Outpatient is a term used to describe a patient who attends a hospital procedure and does not require an overnight stay. This is not limited just to hospitals; the patient could be attending an outpatient clinic or consulting room. Unlike an inpatient the patient is not required to be admitted to hospital or the clinic concerned. The patient can receive treatment on a day visit, and this time meets the requirements of their treatment. Outpatients are usually more common for less serious conditions, injuries or illnesses (for example visits to the A&E department or scans and checkups) but can also involve minor surgery. With advances in technology and staff training more and more serious and complex surgery is now being completed without the need for an overnight stay. This saves both the hospital and your insurer money.

Diagnostic tests

This is a term which is used quite widely in the medical profession, so you may have heard it before and wondered what it meant.
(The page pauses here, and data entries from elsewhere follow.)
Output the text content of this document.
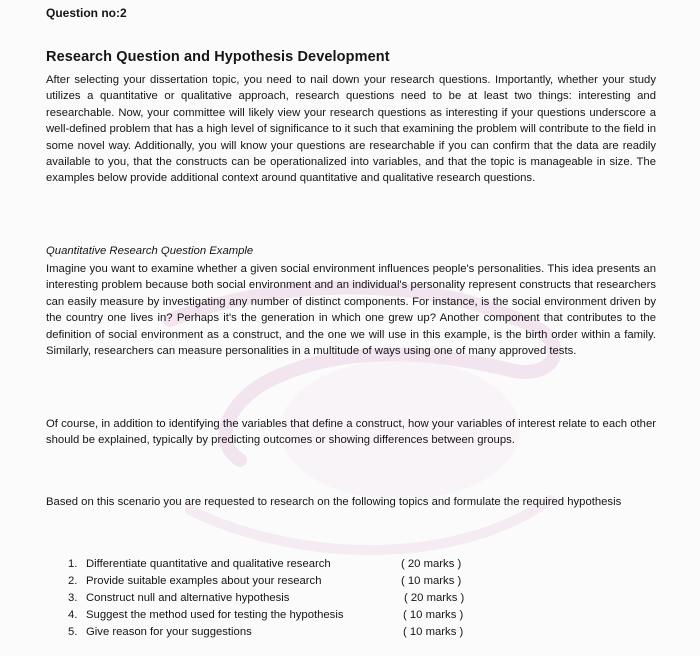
Question no:2

Research Question and Hypothesis Development

After selecting your dissertation topic, you need to nail down your research questions. Importantly, whether your study utilizes a quantitative or qualitative approach, research questions need to be at least two things: interesting and researchable. Now, your committee will likely view your research questions as interesting if your questions underscore a well-defined problem that has a high level of significance to it such that examining the problem will contribute to the field in some novel way. Additionally, you will know your questions are researchable if you can confirm that the data are readily available to you, that the constructs can be operationalized into variables, and that the topic is manageable in size. The examples below provide additional context around quantitative and qualitative research questions.

Quantitative Research Question Example

Imagine you want to examine whether a given social environment influences people's personalities. This idea presents an interesting problem because both social environment and an individual's personality represent constructs that researchers can easily measure by investigating any number of distinct components. For instance, is the social environment driven by the country one lives in? Perhaps it's the generation in which one grew up? Another component that contributes to the definition of social environment as a construct, and the one we will use in this example, is the birth order within a family. Similarly, researchers can measure personalities in a multitude of ways using one of many approved tests.

Of course, in addition to identifying the variables that define a construct, how your variables of interest relate to each other should be explained, typically by predicting outcomes or showing differences between groups.

Based on this scenario you are requested to research on the following topics and formulate the required hypothesis

1. Differentiate quantitative and qualitative research	( 20 marks )
2. Provide suitable examples about your research	( 10 marks )
3. Construct null and alternative hypothesis	( 20 marks )
4. Suggest the method used for testing the hypothesis	( 10 marks )
5. Give reason for your suggestions	( 10 marks )
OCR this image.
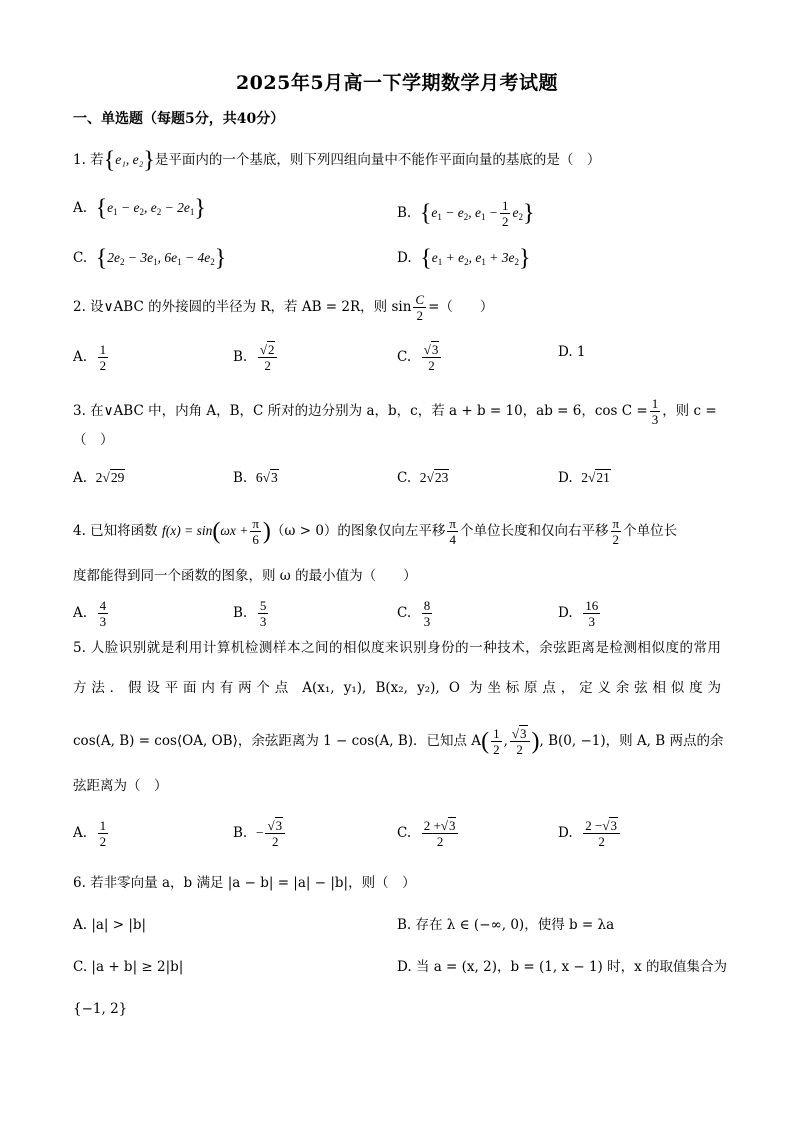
2025年5月高一下学期数学月考试题
一、单选题（每题5分，共40分）
1. 若{e₁, e₂}是平面内的一个基底，则下列四组向量中不能作平面向量的基底的是（　）
A. {$e_1 - e_2$, $e_2 - 2e_1$}	B. {$e_1 - e_2$, $e_1 - \frac{1}{2} e_2$}
C. {$2e_2 - 3e_1$, $6e_1 - 4e_2$}	D. {$e_1 + e_2$, $e_1 + 3e_2$}
2. 设∨ABC 的外接圆的半径为 R，若 AB = 2R，则 $\sin \frac{C}{2}$ =（　　）
A. $\frac{1}{2}$	B. $\frac{√2}{2}$	C. $\frac{√3}{2}$	D. 1
3. 在∨ABC 中，内角 A，B，C 所对的边分别为 a，b，c，若 a + b = 10，ab = 6，$\cos C = \frac{1}{3}$ ，则 c =
（　）
A. 2√29	B. 6√3	C. 2√23	D. 2√21
4. 已知将函数 $f(x) = \sin(\omega x + \frac{\pi}{6} )(\omega > 0)$的图象仅向左平移 $\frac{\pi}{4}$ 个单位长度和仅向右平移 $\frac{\pi}{2}$ 个单位长
度都能得到同一个函数的图象，则 ω 的最小值为（　　）
A. $\frac{4}{3}$	B. $\frac{5}{3}$	C. $\frac{8}{3}$	D. $\frac{16}{3}$
5. 人脸识别就是利用计算机检测样本之间的相似度来识别身份的一种技术，余弦距离是检测相似度的常用
方法．假设平面内有两个点 A(x₁, y₁), B(x₂, y₂), O 为坐标原点，定义余弦相似度为
cos(A, B) = cos⟨OA, OB⟩，余弦距离为 1 − cos(A, B)．已知点 $A( \frac{1}{2}$ , $\frac{√3}{2}$ ), B(0, −1)，则 A, B 两点的余
弦距离为（　）
A. $\frac{1}{2}$	B. − $\frac{√3}{2}$	C. $\frac{2 +√3}{2}$	D. $\frac{2 -√3}{2}$
6. 若非零向量 a，b 满足 |a − b| = |a| − |b|，则（　）
A. |a| > |b|	B. 存在 λ ∈ (−∞, 0)，使得 b = λa
C. |a + b| ≥ 2|b|	D. 当 a = (x, 2)，b = (1, x − 1) 时，x 的取值集合为
{−1, 2}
It can also be seen in health insurance policies. It is a general term to describe investigative tests to aid diagnosis. For example x-rays, blood tests, urine samples and ultrasound scans can all be described as diagnostic tests and will help the doctor decide what your condition, illness, disease or injury might be. These tests are carried out find out the cause of the patient’s symptoms. Medical professionals also may use the term pre-operative tests, which are used to find out what the patient’s general level of health is like prior to surgery. Pre-operative tests are usually carried out while knowing what the surgery involved will be and after diagnosis whereas diagnostic tests are to help the octor reach a diagnosis.


Of course everybody knows what a nurse is, but when the term is used in your insurance policy you may want to know exactly what that entails. The term nurse is a term used for a qualified nurse who should be registered by the NMC (the Nursing and Midwifery Council). Some nurses have responsibility for lower level surgical procedures such as removal of foreign bodies, cleansing and treating wounds, pain control and many more duties. The type of condition, illness, disease or injury you have will determine if you are treated by a doctor or a nurse. All qualified nurses will have a NMC identification number.


Treatment is a very general term, which you will probably see widely used in most policies. It refers to the medical services you will need to receive in order to treat a condition, disease, illness or injury. This may mean curing the condition or it may mean alleviating it. The term will be used generally inmost policies however some policies instead use the term ‘active treatment’ which can be confusing but generally means ‘treatment’. Some insurance companies have their own definition of terms, so if the term ‘active treatment’ is used in your policy it is wise to ask your provider to pin point what is meant by this term exactly.

‘In Situ Carcinoma’

‘In situ’ is a Latin term which means ‘it its place’, and carcinoma is a medical term which describes a malignant tumour. In situ carcinoma is usually covered by most policies and is a term to describe an early stage tumour where the cancerous cells are still located in the place that they originated. For a carcinoma to be in situ it must have proliferated within itself, or in its place, and not attacked and invaded the surrounding tissues (ie spreading the cancer).